Finding it. Definitely! It (usually) took so long to trace through the code that after finding it, the fix is easy (A is related to B which relates to Q which seems to point back to T which might change P…THERE YOU ARE! Aha! Now, let’s make sure you’re set properly…ta da!)
I feel like discovering the reason for the bug is usually more exciting and thrilling, as the fix might be super simple. (If the situation is reversed, that suggests a serious design oversight.)

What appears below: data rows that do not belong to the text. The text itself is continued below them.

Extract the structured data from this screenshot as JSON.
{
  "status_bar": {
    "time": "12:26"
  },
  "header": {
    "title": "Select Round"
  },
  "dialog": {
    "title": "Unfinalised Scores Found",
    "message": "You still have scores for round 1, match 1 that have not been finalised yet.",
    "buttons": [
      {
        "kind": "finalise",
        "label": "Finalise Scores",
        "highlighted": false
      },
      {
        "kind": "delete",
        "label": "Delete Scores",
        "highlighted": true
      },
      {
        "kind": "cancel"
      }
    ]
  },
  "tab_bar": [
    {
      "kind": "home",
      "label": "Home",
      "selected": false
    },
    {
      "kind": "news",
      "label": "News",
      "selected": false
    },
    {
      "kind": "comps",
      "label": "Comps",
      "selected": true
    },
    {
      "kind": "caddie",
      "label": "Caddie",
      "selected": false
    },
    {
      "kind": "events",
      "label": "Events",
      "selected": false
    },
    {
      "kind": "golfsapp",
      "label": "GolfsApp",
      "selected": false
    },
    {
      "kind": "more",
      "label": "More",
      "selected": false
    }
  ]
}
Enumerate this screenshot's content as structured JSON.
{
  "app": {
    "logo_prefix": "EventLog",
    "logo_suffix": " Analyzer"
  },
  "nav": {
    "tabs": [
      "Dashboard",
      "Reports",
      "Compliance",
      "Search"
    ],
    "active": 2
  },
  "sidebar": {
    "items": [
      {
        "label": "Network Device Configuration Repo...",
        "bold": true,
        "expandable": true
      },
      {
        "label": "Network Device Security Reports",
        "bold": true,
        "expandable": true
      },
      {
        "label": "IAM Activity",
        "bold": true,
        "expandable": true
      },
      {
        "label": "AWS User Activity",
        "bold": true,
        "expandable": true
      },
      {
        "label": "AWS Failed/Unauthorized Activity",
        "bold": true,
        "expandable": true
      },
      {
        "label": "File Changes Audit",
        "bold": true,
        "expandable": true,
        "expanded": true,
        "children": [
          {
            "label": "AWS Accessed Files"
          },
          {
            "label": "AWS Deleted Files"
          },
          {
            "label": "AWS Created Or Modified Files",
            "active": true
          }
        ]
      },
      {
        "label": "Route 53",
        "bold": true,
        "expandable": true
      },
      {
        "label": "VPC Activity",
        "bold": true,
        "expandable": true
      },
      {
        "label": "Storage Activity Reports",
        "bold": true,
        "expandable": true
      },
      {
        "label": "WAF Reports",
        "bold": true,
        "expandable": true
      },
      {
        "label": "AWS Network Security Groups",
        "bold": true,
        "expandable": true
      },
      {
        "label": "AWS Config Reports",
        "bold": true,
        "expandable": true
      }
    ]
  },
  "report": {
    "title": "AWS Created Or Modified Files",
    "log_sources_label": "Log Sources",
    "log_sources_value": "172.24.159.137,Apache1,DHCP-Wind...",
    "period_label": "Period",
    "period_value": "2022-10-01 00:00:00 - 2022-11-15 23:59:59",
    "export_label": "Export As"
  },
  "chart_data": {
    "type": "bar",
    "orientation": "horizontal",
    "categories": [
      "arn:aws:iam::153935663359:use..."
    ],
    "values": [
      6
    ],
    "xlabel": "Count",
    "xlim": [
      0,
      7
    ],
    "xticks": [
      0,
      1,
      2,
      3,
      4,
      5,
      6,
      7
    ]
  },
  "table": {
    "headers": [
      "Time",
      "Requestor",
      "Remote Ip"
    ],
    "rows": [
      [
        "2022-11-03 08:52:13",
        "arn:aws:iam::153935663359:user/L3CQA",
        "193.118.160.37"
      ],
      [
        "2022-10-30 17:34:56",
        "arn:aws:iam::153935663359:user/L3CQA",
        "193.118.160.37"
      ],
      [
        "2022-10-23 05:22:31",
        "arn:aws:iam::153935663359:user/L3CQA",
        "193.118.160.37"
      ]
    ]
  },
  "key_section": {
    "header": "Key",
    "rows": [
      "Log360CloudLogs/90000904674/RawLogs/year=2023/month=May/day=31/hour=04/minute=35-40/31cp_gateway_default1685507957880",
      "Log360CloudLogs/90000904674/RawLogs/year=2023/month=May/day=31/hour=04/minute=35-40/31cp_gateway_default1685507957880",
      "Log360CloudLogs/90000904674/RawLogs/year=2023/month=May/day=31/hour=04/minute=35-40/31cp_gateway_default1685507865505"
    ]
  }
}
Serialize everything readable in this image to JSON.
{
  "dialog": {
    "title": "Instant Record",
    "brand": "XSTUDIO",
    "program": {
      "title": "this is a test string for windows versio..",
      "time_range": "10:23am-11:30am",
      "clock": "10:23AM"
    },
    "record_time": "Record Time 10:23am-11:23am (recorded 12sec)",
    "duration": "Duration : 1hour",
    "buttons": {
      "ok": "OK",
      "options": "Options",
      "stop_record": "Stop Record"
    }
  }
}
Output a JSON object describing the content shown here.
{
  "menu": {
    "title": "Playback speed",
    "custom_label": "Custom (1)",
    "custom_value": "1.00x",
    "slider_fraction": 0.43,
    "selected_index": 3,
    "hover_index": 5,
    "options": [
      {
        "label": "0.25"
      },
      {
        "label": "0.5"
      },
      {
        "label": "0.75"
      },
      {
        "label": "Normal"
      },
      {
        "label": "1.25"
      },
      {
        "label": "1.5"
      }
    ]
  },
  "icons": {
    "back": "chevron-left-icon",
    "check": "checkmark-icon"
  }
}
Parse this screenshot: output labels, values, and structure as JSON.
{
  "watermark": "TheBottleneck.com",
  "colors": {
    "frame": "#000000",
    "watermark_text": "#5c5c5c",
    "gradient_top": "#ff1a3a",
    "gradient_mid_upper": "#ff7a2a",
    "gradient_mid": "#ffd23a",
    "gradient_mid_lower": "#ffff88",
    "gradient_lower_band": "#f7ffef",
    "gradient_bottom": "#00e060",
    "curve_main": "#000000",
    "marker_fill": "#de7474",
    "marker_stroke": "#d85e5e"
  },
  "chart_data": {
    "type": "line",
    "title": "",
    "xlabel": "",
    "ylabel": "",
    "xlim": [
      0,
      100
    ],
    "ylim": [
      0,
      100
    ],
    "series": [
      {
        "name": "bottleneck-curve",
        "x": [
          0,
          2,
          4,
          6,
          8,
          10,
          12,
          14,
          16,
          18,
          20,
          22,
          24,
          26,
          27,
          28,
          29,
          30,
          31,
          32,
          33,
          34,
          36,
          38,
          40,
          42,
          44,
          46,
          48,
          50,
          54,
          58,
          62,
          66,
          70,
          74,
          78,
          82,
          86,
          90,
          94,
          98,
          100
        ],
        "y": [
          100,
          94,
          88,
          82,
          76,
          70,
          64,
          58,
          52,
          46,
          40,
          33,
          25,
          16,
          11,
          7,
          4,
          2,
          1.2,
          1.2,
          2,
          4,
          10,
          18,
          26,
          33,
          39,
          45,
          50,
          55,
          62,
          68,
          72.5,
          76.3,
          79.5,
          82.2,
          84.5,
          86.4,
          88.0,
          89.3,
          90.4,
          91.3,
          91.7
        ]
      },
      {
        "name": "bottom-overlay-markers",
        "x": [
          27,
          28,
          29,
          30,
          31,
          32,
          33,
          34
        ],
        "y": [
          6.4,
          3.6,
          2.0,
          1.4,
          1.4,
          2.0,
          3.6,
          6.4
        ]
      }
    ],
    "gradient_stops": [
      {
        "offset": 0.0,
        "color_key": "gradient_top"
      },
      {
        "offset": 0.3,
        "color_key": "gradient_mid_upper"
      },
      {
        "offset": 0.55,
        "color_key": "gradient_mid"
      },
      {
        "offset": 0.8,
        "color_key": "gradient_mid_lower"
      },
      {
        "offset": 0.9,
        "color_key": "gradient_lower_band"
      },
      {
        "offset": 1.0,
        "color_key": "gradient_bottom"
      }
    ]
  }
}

When I discovered CVE‐2024‐29052, it was a memorable process where I was going through platform documentation and thinking how odd it was that the playlists API had relatively minimal usage guidance when I’d expect to see a paragraph of disclaimers about what you’d need to do to successfully call that API without running into “access denied” errors. I’d taken the API’s presence for granted for years (due to its usage being discussed in the book Programming Windows Store Apps with HTML, CSS and JavaScript) and assumed that due to its longevity from Windows 8, it should have withstood design scrutiny. But I’d never had an excuse to experiment with it as it was only relevant to media players. That said, I am a bit curious about the tradeoffs that were made when Microsoft fixed it, as they chose to break backwards compatibility rather than figure out how to accommodate applications relying on the original behavior.